LIFE:
The poet was born in 43 BCE and died sometime after Augustus, the first
Roman emperor, under whose rule he spent his adult life. The best source
for the details of his life is his autobiographical poem 10, in Book 4 of
his late collection of poems entitled
Tristia.
In
Tristia
3.3.73-76 Ovid pathetically asks his wife to set up this epitaph which he
has composed in elegiac couplets for his tombstone:
hic ego qui iaceo tenerorum lusor amorum
ingenio perii Naso poeta meo;
at tibi qui transis ne sit graue quisquis amasti
dicere Nasonis molliter ossa cubent
Here I lie, a playful composer of tender loves,
Naso the poet,who perished by my own talent;
But let it not be troublesome for you who pass by, whoever has loved,
to say "May the bones of Naso lie gently"
Ovid was born in a small hill town in central Italy east of Rome, Sulmo, of an old equestrian family. He studied literature and rhetoric at Rome and travelled to Athens and through many areas of the eastern Roman Empire. Frustrating his father's hopes for a future in politics, he became a successful poet, known to but not one of the Augustan poets in Rome. In 8 CE, 10 years after the emperor's daughter Julia and in the same year as the emperor's grandaughter Julia, Augustus banished Ovid to the semi-Romanized eastern city of Tomis on the Black Sea. Ovid vaguely names the cause as "carmen et error," which has been interpreted to refer to his persistent production of the kind of poetry that flouted the Augustan moral order. Despite repeated overtures for remission of his sentence, Ovid was never recalled and he died in Tomis c. 17 CE.
On-line resources on Ovid's life and work are available here.
WORK:
Ovid's most popular work is the Metamorphoses, a narrative poem about transformations, in dactylic hexameter, of truly epic scope and magnitude. Other poems for which he is famous are the Heroides, the Fasti, and the Ars Amatoria. These, together with the Amores, demonstrate Ovid's learning, talent, and creativity.
Amores: Ovid's first literary success, the Amores, is commonly dated between 25-16 BCE. The poet himself calls them (in Tristia 4.10) his "youthful poems," which he read in public not long after his first shave.

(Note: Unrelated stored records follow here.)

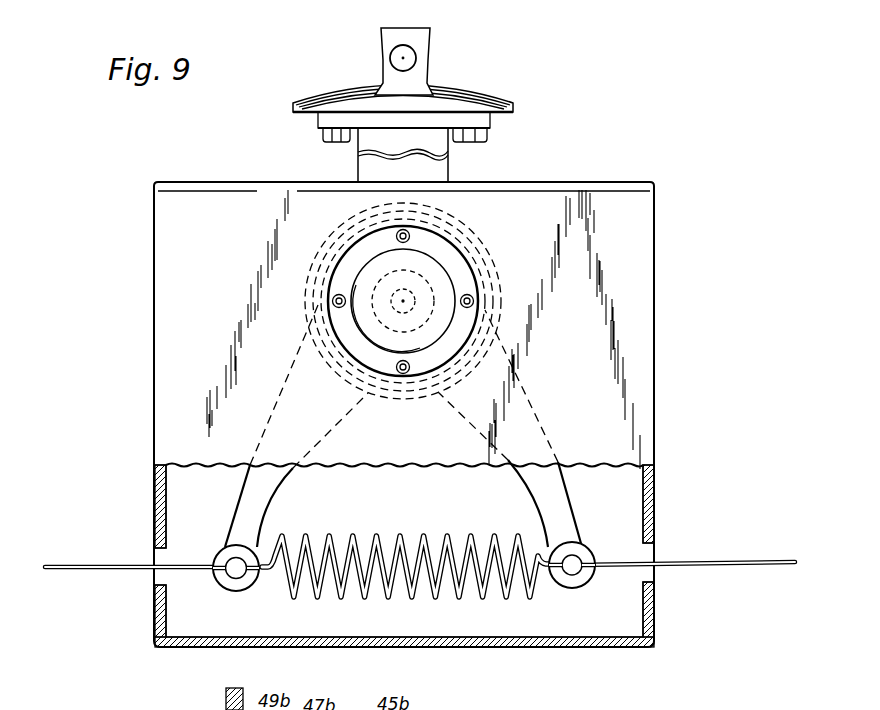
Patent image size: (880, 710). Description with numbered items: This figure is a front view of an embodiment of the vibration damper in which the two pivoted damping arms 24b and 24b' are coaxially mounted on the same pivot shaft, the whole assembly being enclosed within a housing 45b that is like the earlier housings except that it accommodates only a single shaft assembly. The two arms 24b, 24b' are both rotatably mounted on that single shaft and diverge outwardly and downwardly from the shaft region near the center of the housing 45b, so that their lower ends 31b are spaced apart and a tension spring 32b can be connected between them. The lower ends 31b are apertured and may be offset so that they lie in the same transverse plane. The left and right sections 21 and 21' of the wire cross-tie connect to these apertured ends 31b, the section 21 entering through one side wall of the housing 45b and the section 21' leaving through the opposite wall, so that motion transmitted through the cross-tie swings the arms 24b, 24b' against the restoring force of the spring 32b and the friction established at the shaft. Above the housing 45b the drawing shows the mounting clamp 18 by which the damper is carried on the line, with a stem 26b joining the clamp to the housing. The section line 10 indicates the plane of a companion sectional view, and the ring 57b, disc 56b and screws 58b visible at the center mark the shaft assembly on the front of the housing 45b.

The section line 10 is at (420, 11).
The mounting clamp 18 is at (462, 96).
The stem 26b is at (361, 164).
The housing 45b is at (166, 268).
The ring 57b is at (442, 242).
The disc 56b is at (447, 278).
The screws 58b is at (338, 294).
The left section of wire cross-tie 21 is at (140, 547).
The right section of wire cross-tie 21' is at (683, 546).
The tension spring 32b is at (396, 533).
The pivoted damping arm 24b is at (271, 426).
The pivoted damping arm 24b' is at (530, 428).
The apertured lower ends 31b is at (228, 581).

Along with the poetry of Propertius and Tibullus, the Amores belong to the genre of Latin love elegy. His subjects are limited to: Love--sometimes joyous, sometimes miserable, but always passionate; the loved one--a beautiful but unpredictable female (Corinna and others); and the lover--the poet's long-suffering, mostly frustrated male persona.
Although Ovid uses the traditional meter, language, and subjects of the genre of love elegy, his tone, which is witty, playful, and ironic, suggests parody. His dazzling display of poetic imagery, language, rhetoric, and meter mark the Amores as a masterwork. This text derives from manuscripts which do not predate the 9th century.
Meter and Scansion: Latin Love poetry is traditionally composed in elegiac couplet, a meter created by the early Greek lyric poets for the expression of personal emotion. It consists of 2 paired lines of primarily dactylic meter: the first line, which contains 6 feet, is called hexameter, the second line, which contains 5 feet, is called pentameter.
Book I: The first book of
the Amores is devoted to the poet's choice of elegy and the
romantic nature of love. It opens with Ovid's poetic introduction to our
only version of the Amores, in which he hints at an earlier
edition of his work. The epigram which opens Book I is reprinted below in
Latin and in translation. In it Ovid sets the meter--and thus
automatically the genre of the work, the tone--light, and the aim--the
reader's pleasure.
EPIGRAMMA IPSIUS
Qui modo Nasonis fueramus quinque libelli
tres sumus; hoc illi praetulit auctor opus.
Ut iam nulla tibi nos sit legisse voluptas,
at levior demptis poena duobus erit.
INSCRIPTION OF THE AUTHOR
We who were just now five books of Naso
are three; the author preferred this to the earlier work.
Though now you may have no pleasure in reading us,
your pain will be less with two books gone.